Other factors that have influenced the proposal are "increased costs for care and support workers resulting from the pay equity settlement agree by Government," says Dame Rebstock, as well as the "introduction of free doctor visits for under-14s".
"In addition, the impact of lower interest rates on our investments, and higher inflation forecasts, will have a significant influence on future costs," she says. "These factors need to be reflected in the levy rates now to ensure that we can support our clients' needs."
Despite the cost pressures, Dame Rebstock said the ACC's investment in injury prevention and internal changes have had a "positive impact". She said the past two years have seen higher investment returns than forecast.
"This is helping us to manage increasing costs, and, with the exception of the motor vehicle account which is slightly higher than anticipated, we have kept levies from increasing as much as we thought in 2016," she says.
How you pay your vehicle levy
You pay the ACC's motor vehicle levy either at the petrol pump - which is currently 6 cents per litre - or as part of your vehicle licence registration fee. For non-petrol vehicles, such as diesel, levies are paid entirely through registration.
Paying part of your motor vehicle levy at the petrol pump makes it "fairer for everyone on the road," says the ACC. The more you drive on New Zealand roads, it says, the "more at risk you are of an accident, and so the more you pay."

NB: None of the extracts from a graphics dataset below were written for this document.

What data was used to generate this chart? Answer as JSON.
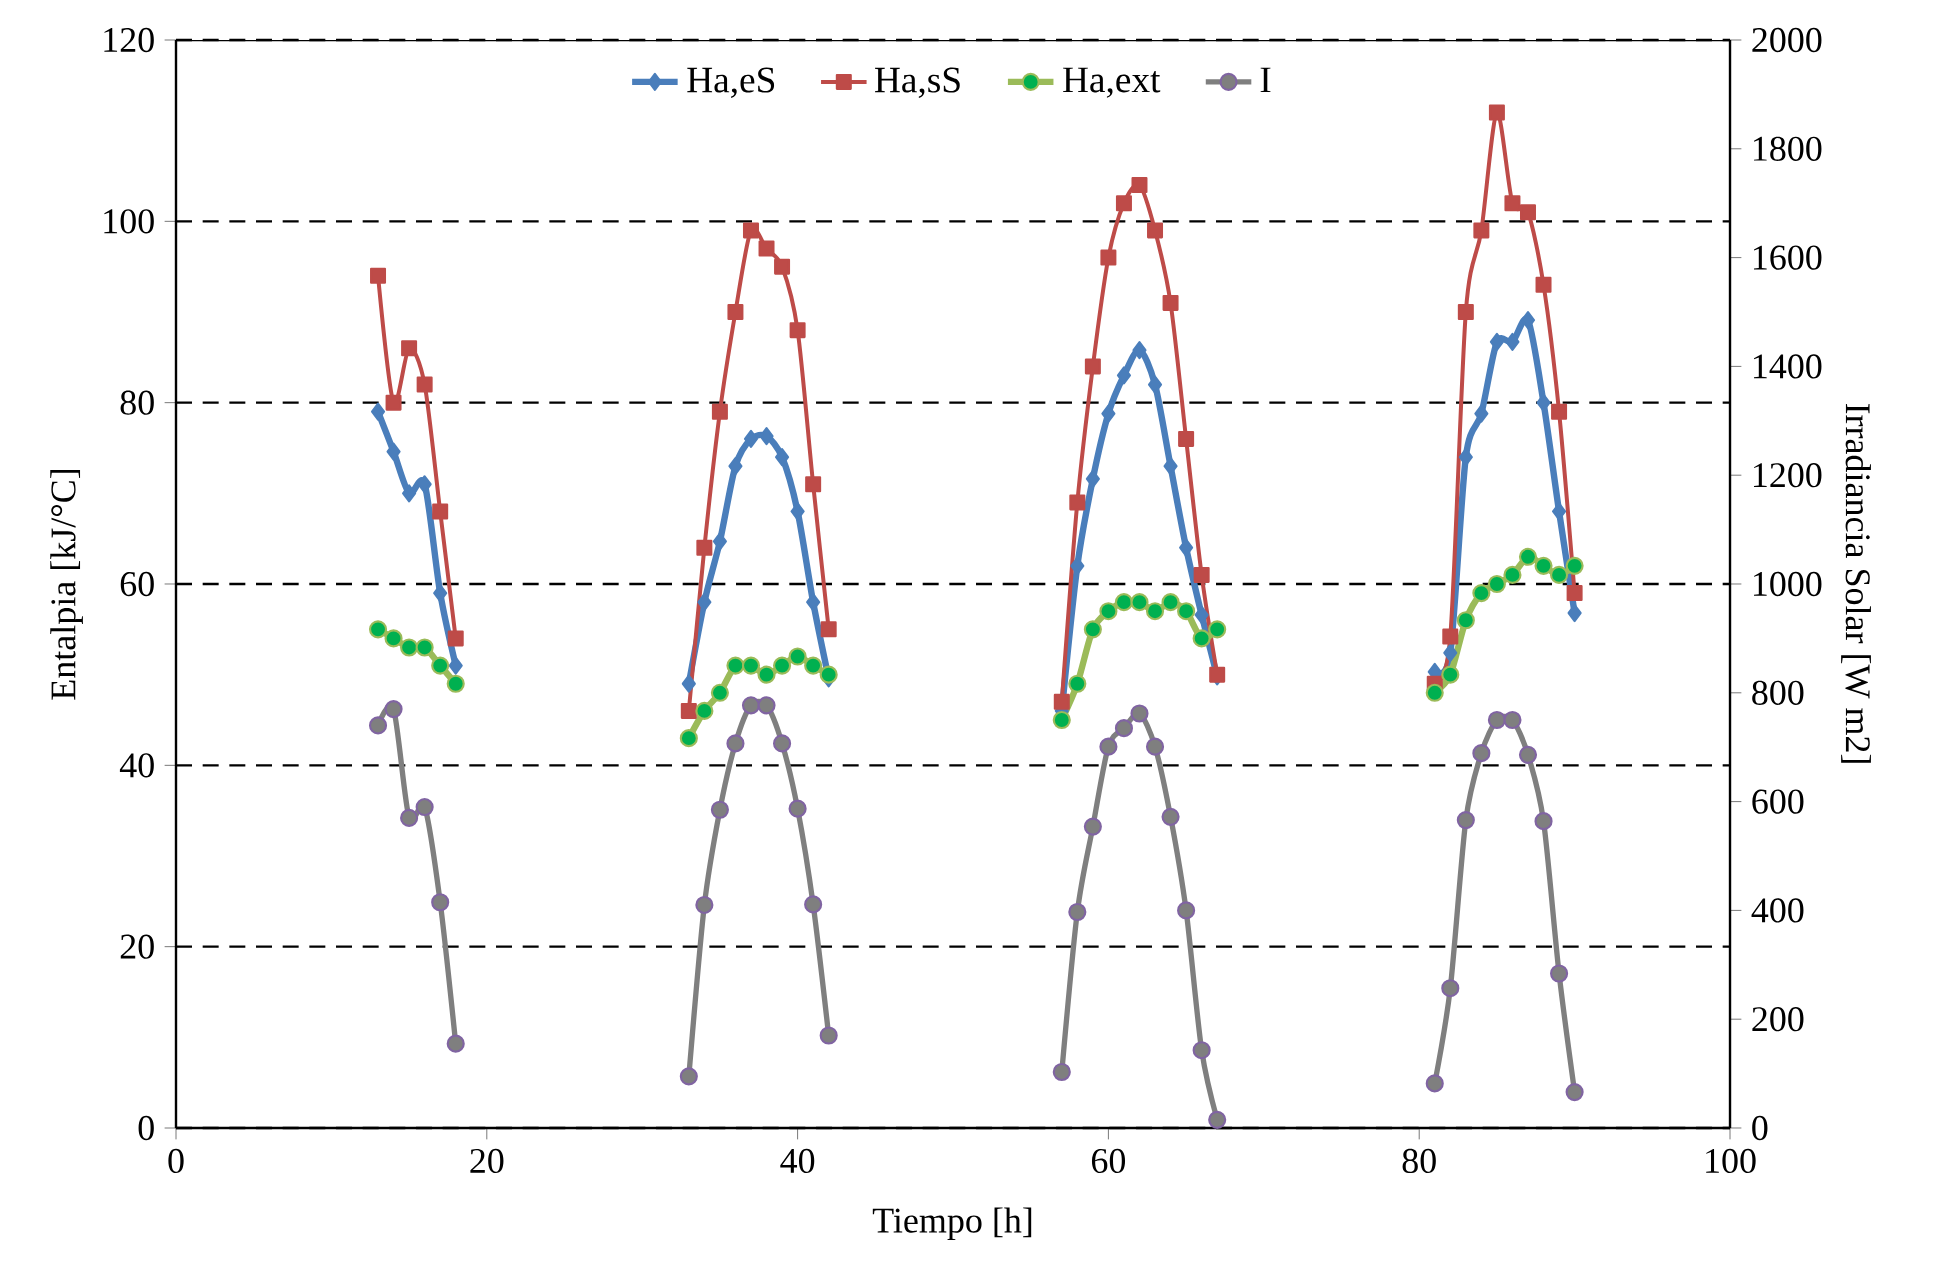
{
  "chart_data": {
    "type": "line",
    "xlabel": "Tiempo [h]",
    "ylabel": "Entalpia [kJ/°C]",
    "y2label": "Irradiancia Solar [W m2]",
    "x": [
      13,
      14,
      15,
      16,
      17,
      18,
      33,
      34,
      35,
      36,
      37,
      38,
      39,
      40,
      41,
      42,
      57,
      58,
      59,
      60,
      61,
      62,
      63,
      64,
      65,
      66,
      67,
      81,
      82,
      83,
      84,
      85,
      86,
      87,
      88,
      89,
      90
    ],
    "series": [
      {
        "name": "Ha,eS",
        "color": "#4a7ebb",
        "marker": "diamond",
        "values": [
          79,
          74.6,
          70,
          71,
          59,
          51,
          49,
          58,
          64.7,
          73,
          76,
          76.3,
          74,
          68,
          58,
          49.6,
          46,
          62,
          71.6,
          78.8,
          83,
          85.8,
          82,
          73,
          64,
          56.6,
          49.8,
          50.3,
          52.4,
          74,
          78.8,
          86.7,
          86.7,
          89.1,
          80,
          68,
          56.8
        ]
      },
      {
        "name": "Ha,sS",
        "color": "#be4b48",
        "marker": "square",
        "values": [
          94,
          80,
          86,
          82,
          68,
          54,
          46,
          64,
          79,
          90,
          99,
          97,
          95,
          88,
          71,
          55,
          47,
          69,
          84,
          96,
          102,
          104,
          99,
          91,
          76,
          61,
          50,
          49,
          54.2,
          90,
          99,
          112,
          102,
          101,
          93,
          79,
          59
        ]
      },
      {
        "name": "Ha,ext",
        "color": "#9bbb59",
        "marker": "circle",
        "values": [
          55,
          54,
          53,
          53,
          51,
          49,
          43,
          46,
          48,
          51,
          51,
          50,
          51,
          52,
          51,
          50,
          45,
          49,
          55,
          57,
          58,
          58,
          57,
          58,
          57,
          54,
          55,
          48,
          50,
          56,
          59,
          60,
          61,
          63,
          62,
          61,
          62
        ]
      },
      {
        "name": "I",
        "color": "#7f7f7f",
        "marker": "circle",
        "axis": "y2",
        "values": [
          740,
          770,
          570,
          590,
          415,
          155,
          95,
          410,
          585,
          707,
          777,
          777,
          707,
          587,
          411,
          170,
          103,
          397,
          554,
          701,
          735,
          762,
          701,
          572,
          400,
          143,
          15,
          82,
          257,
          566,
          689,
          750,
          750,
          686,
          564,
          284,
          66
        ]
      }
    ],
    "xlim": [
      0,
      100
    ],
    "xticks": [
      0,
      20,
      40,
      60,
      80,
      100
    ],
    "ylim": [
      0,
      120
    ],
    "yticks": [
      0,
      20,
      40,
      60,
      80,
      100,
      120
    ],
    "y2lim": [
      0,
      2000
    ],
    "y2ticks": [
      0,
      200,
      400,
      600,
      800,
      1000,
      1200,
      1400,
      1600,
      1800,
      2000
    ],
    "grid": "y",
    "legend": "top",
    "line_style": "solid"
  }
}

Even electric vehicles (EVs) still have to pay motor vehicle levies. EVs and plug-in hybrid electric vehicles run off an externally charged battery, and the ACC classifies them as petrol vehicles.
The reason diesel-vehicle drivers aren't charged a levy at petrol pumps is because diesel powers more than just road vehicles, such as boats and farm vehicles, and therefore it "isn't appropriate for us to add a levy at the diesel pump," says the ACC.
Instead, diesel vehicle drivers are charged the entire ACC levy when they pay for registration.